Doctors May No Longer Owe Surcharges for Electronic Payments
The practice of charging doctors additional fees to receive electronic insurance reimbursements may be coming to a close.
According to an investigation by ProPublica, insurers currently charge physicians as much as 5% to get paid electronically. But the U.S. House has introduced a bill that would prohibit insurers and their intermediaries from levying fees on doctors for receiving electronic payments.
The Affordable Care Act encouraged doctors to use electronic payments in health care, since they are faster and easier to process than checks. In 2012, the Centers for Medicare & Medicaid Services (CMS) predicted that shifting from paper to electronic billing would save $3 billion to $4.5 billion over 10 years.

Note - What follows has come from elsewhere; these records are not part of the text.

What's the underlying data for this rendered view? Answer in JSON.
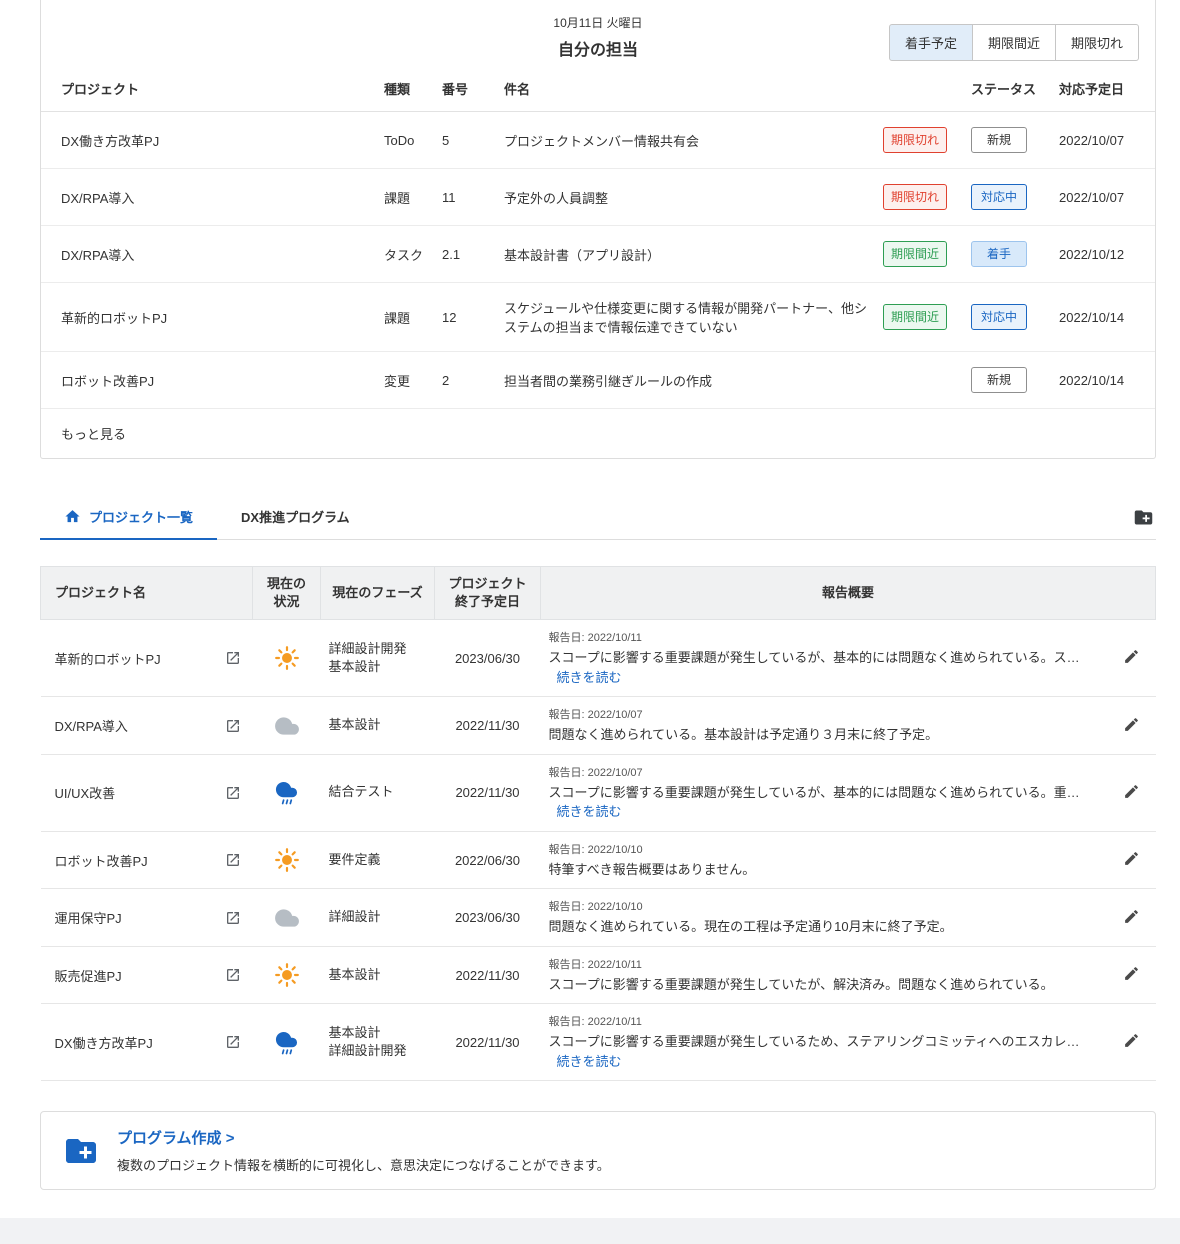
{
  "header": {
    "date": "10月11日 火曜日",
    "title": "自分の担当",
    "filters": [
      {
        "key": "planned",
        "label": "着手予定",
        "active": true
      },
      {
        "key": "near-deadline",
        "label": "期限間近",
        "active": false
      },
      {
        "key": "overdue",
        "label": "期限切れ",
        "active": false
      }
    ]
  },
  "tasks": {
    "columns": {
      "project": "プロジェクト",
      "type": "種類",
      "number": "番号",
      "subject": "件名",
      "status": "ステータス",
      "due": "対応予定日"
    },
    "more_label": "もっと見る",
    "rows": [
      {
        "project": "DX働き方改革PJ",
        "type": "ToDo",
        "number": "5",
        "subject": "プロジェクトメンバー情報共有会",
        "deadline": "期限切れ",
        "deadline_kind": "overdue",
        "status": "新規",
        "status_kind": "new",
        "due": "2022/10/07"
      },
      {
        "project": "DX/RPA導入",
        "type": "課題",
        "number": "11",
        "subject": "予定外の人員調整",
        "deadline": "期限切れ",
        "deadline_kind": "overdue",
        "status": "対応中",
        "status_kind": "active",
        "due": "2022/10/07"
      },
      {
        "project": "DX/RPA導入",
        "type": "タスク",
        "number": "2.1",
        "subject": "基本設計書（アプリ設計）",
        "deadline": "期限間近",
        "deadline_kind": "near",
        "status": "着手",
        "status_kind": "started",
        "due": "2022/10/12"
      },
      {
        "project": "革新的ロボットPJ",
        "type": "課題",
        "number": "12",
        "subject": "スケジュールや仕様変更に関する情報が開発パートナー、他システムの担当まで情報伝達できていない",
        "deadline": "期限間近",
        "deadline_kind": "near",
        "status": "対応中",
        "status_kind": "active",
        "due": "2022/10/14"
      },
      {
        "project": "ロボット改善PJ",
        "type": "変更",
        "number": "2",
        "subject": "担当者間の業務引継ぎルールの作成",
        "deadline": "",
        "deadline_kind": "none",
        "status": "新規",
        "status_kind": "new",
        "due": "2022/10/14"
      }
    ]
  },
  "tabs": {
    "items": [
      {
        "key": "project-list",
        "label": "プロジェクト一覧",
        "active": true,
        "icon": "home-icon"
      },
      {
        "key": "dx-program",
        "label": "DX推進プログラム",
        "active": false,
        "icon": ""
      }
    ],
    "add_icon": "folder-plus-icon"
  },
  "projects": {
    "columns": {
      "name": "プロジェクト名",
      "weather": "現在の\n状況",
      "phase": "現在のフェーズ",
      "end_date": "プロジェクト\n終了予定日",
      "summary": "報告概要"
    },
    "read_more_label": "続きを読む",
    "rows": [
      {
        "name": "革新的ロボットPJ",
        "weather": "sunny",
        "phase": "詳細設計開発\n基本設計",
        "end_date": "2023/06/30",
        "report_date": "報告日: 2022/10/11",
        "summary": "スコープに影響する重要課題が発生しているが、基本的には問題なく進められている。ス…",
        "read_more": true
      },
      {
        "name": "DX/RPA導入",
        "weather": "cloudy",
        "phase": "基本設計",
        "end_date": "2022/11/30",
        "report_date": "報告日: 2022/10/07",
        "summary": "問題なく進められている。基本設計は予定通り３月末に終了予定。",
        "read_more": false
      },
      {
        "name": "UI/UX改善",
        "weather": "rainy",
        "phase": "結合テスト",
        "end_date": "2022/11/30",
        "report_date": "報告日: 2022/10/07",
        "summary": "スコープに影響する重要課題が発生しているが、基本的には問題なく進められている。重…",
        "read_more": true
      },
      {
        "name": "ロボット改善PJ",
        "weather": "sunny",
        "phase": "要件定義",
        "end_date": "2022/06/30",
        "report_date": "報告日: 2022/10/10",
        "summary": "特筆すべき報告概要はありません。",
        "read_more": false
      },
      {
        "name": "運用保守PJ",
        "weather": "cloudy",
        "phase": "詳細設計",
        "end_date": "2023/06/30",
        "report_date": "報告日: 2022/10/10",
        "summary": "問題なく進められている。現在の工程は予定通り10月末に終了予定。",
        "read_more": false
      },
      {
        "name": "販売促進PJ",
        "weather": "sunny",
        "phase": "基本設計",
        "end_date": "2022/11/30",
        "report_date": "報告日: 2022/10/11",
        "summary": "スコープに影響する重要課題が発生していたが、解決済み。問題なく進められている。",
        "read_more": false
      },
      {
        "name": "DX働き方改革PJ",
        "weather": "rainy",
        "phase": "基本設計\n詳細設計開発",
        "end_date": "2022/11/30",
        "report_date": "報告日: 2022/10/11",
        "summary": "スコープに影響する重要課題が発生しているため、ステアリングコミッティへのエスカレ…",
        "read_more": true
      }
    ]
  },
  "program_create": {
    "title": "プログラム作成 >",
    "description": "複数のプロジェクト情報を横断的に可視化し、意思決定につなげることができます。"
  },
  "colors": {
    "accent_blue": "#1a66c2",
    "overdue_red": "#e0412f",
    "near_green": "#2e9e53",
    "sun_orange": "#f59b22",
    "cloud_gray": "#b6bdc4"
  }
}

Initially, the agency prohibited fees for electronic funds transfers. As of August 2017, CMS posted a notice informing insurance companies that they weren’t allowed to charge physicians a fee when the companies paid the doctors for their work. But in 2018, as the result of lobbying by the payment processor Zelis, CMS changed its stance. That year, the fee statement disappeared without explanation. In July 2022, CMS issued a directive explicitly stating that additional fees were permitted.
Breaking Down the Fees
Nearly 60% of medical practices said they were compelled to pay fees for electronic payments at least some of the time, according to a 2021 survey conducted by the Medical Group Management Association. At that time, the fees broke down as such:
- 10% were charged 1% of their total reimbursement
- 43% were charged 2%
- 43% were charged 3%
- 4% were charged 4%
According to the Physicians for a National Health Program, even when doctors have asked to be paid by check to avoid the surcharge, insurers often resume the electronic payments—and the fees—against their wishes.
The AMA Signs On
The proposed legislation has the backing of the American Medical Association. Last month the AMA adopted a resolution officially opposed to “growing and excessive” fees on electronic funds transfer payments.

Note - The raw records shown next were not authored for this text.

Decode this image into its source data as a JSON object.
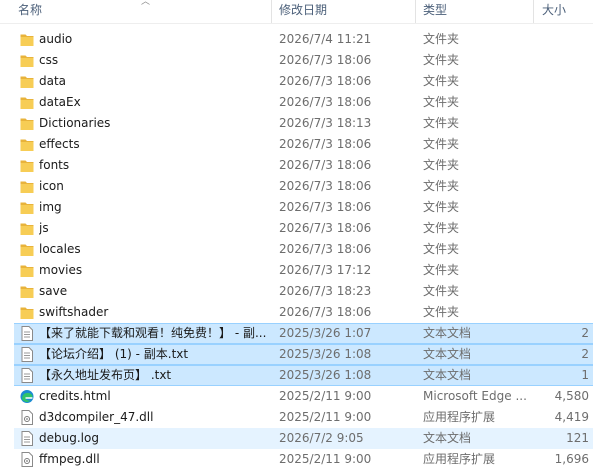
{
  "header": {
    "name": "名称",
    "date": "修改日期",
    "type": "类型",
    "size": "大小"
  },
  "colors": {
    "folder": "#f3c44b",
    "selection": "#cce8ff",
    "hover": "#e5f3ff"
  },
  "rows": [
    {
      "name": "audio",
      "date": "2026/7/4 11:21",
      "type": "文件夹",
      "size": "",
      "icon": "folder-icon",
      "state": ""
    },
    {
      "name": "css",
      "date": "2026/7/3 18:06",
      "type": "文件夹",
      "size": "",
      "icon": "folder-icon",
      "state": ""
    },
    {
      "name": "data",
      "date": "2026/7/3 18:06",
      "type": "文件夹",
      "size": "",
      "icon": "folder-icon",
      "state": ""
    },
    {
      "name": "dataEx",
      "date": "2026/7/3 18:06",
      "type": "文件夹",
      "size": "",
      "icon": "folder-icon",
      "state": ""
    },
    {
      "name": "Dictionaries",
      "date": "2026/7/3 18:13",
      "type": "文件夹",
      "size": "",
      "icon": "folder-icon",
      "state": ""
    },
    {
      "name": "effects",
      "date": "2026/7/3 18:06",
      "type": "文件夹",
      "size": "",
      "icon": "folder-icon",
      "state": ""
    },
    {
      "name": "fonts",
      "date": "2026/7/3 18:06",
      "type": "文件夹",
      "size": "",
      "icon": "folder-icon",
      "state": ""
    },
    {
      "name": "icon",
      "date": "2026/7/3 18:06",
      "type": "文件夹",
      "size": "",
      "icon": "folder-icon",
      "state": ""
    },
    {
      "name": "img",
      "date": "2026/7/3 18:06",
      "type": "文件夹",
      "size": "",
      "icon": "folder-icon",
      "state": ""
    },
    {
      "name": "js",
      "date": "2026/7/3 18:06",
      "type": "文件夹",
      "size": "",
      "icon": "folder-icon",
      "state": ""
    },
    {
      "name": "locales",
      "date": "2026/7/3 18:06",
      "type": "文件夹",
      "size": "",
      "icon": "folder-icon",
      "state": ""
    },
    {
      "name": "movies",
      "date": "2026/7/3 17:12",
      "type": "文件夹",
      "size": "",
      "icon": "folder-icon",
      "state": ""
    },
    {
      "name": "save",
      "date": "2026/7/3 18:23",
      "type": "文件夹",
      "size": "",
      "icon": "folder-icon",
      "state": ""
    },
    {
      "name": "swiftshader",
      "date": "2026/7/3 18:06",
      "type": "文件夹",
      "size": "",
      "icon": "folder-icon",
      "state": ""
    },
    {
      "name": "【来了就能下载和观看！纯免费！】 - 副...",
      "date": "2025/3/26 1:07",
      "type": "文本文档",
      "size": "2",
      "icon": "text-file-icon",
      "state": "sel"
    },
    {
      "name": "【论坛介绍】 (1) - 副本.txt",
      "date": "2025/3/26 1:08",
      "type": "文本文档",
      "size": "2",
      "icon": "text-file-icon",
      "state": "sel"
    },
    {
      "name": "【永久地址发布页】 .txt",
      "date": "2025/3/26 1:08",
      "type": "文本文档",
      "size": "1",
      "icon": "text-file-icon",
      "state": "sel"
    },
    {
      "name": "credits.html",
      "date": "2025/2/11 9:00",
      "type": "Microsoft Edge ...",
      "size": "4,580",
      "icon": "edge-icon",
      "state": ""
    },
    {
      "name": "d3dcompiler_47.dll",
      "date": "2025/2/11 9:00",
      "type": "应用程序扩展",
      "size": "4,419",
      "icon": "dll-file-icon",
      "state": ""
    },
    {
      "name": "debug.log",
      "date": "2026/7/2 9:05",
      "type": "文本文档",
      "size": "121",
      "icon": "text-file-icon",
      "state": "hov"
    },
    {
      "name": "ffmpeg.dll",
      "date": "2025/2/11 9:00",
      "type": "应用程序扩展",
      "size": "1,696",
      "icon": "dll-file-icon",
      "state": ""
    }
  ]
}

“We don’t tolerate paying fees to receive direct deposit of a paycheck,” said the bill’s lead sponsor, Republican Rep. Greg Murphy of North Carolina. “Likewise, doctors and patients should not be forced to pay predatory fees on electronic payments on essential health services.”
For its part, Zelis has positioned itself as improving the B2B payment environment for healthcare providers. Although it hasn’t commented on the pending legislation, the payment processor told ProPublica that its services remove “many of the obstacles that keep providers from efficiently initiating, receiving, and benefitting from electronic payments.”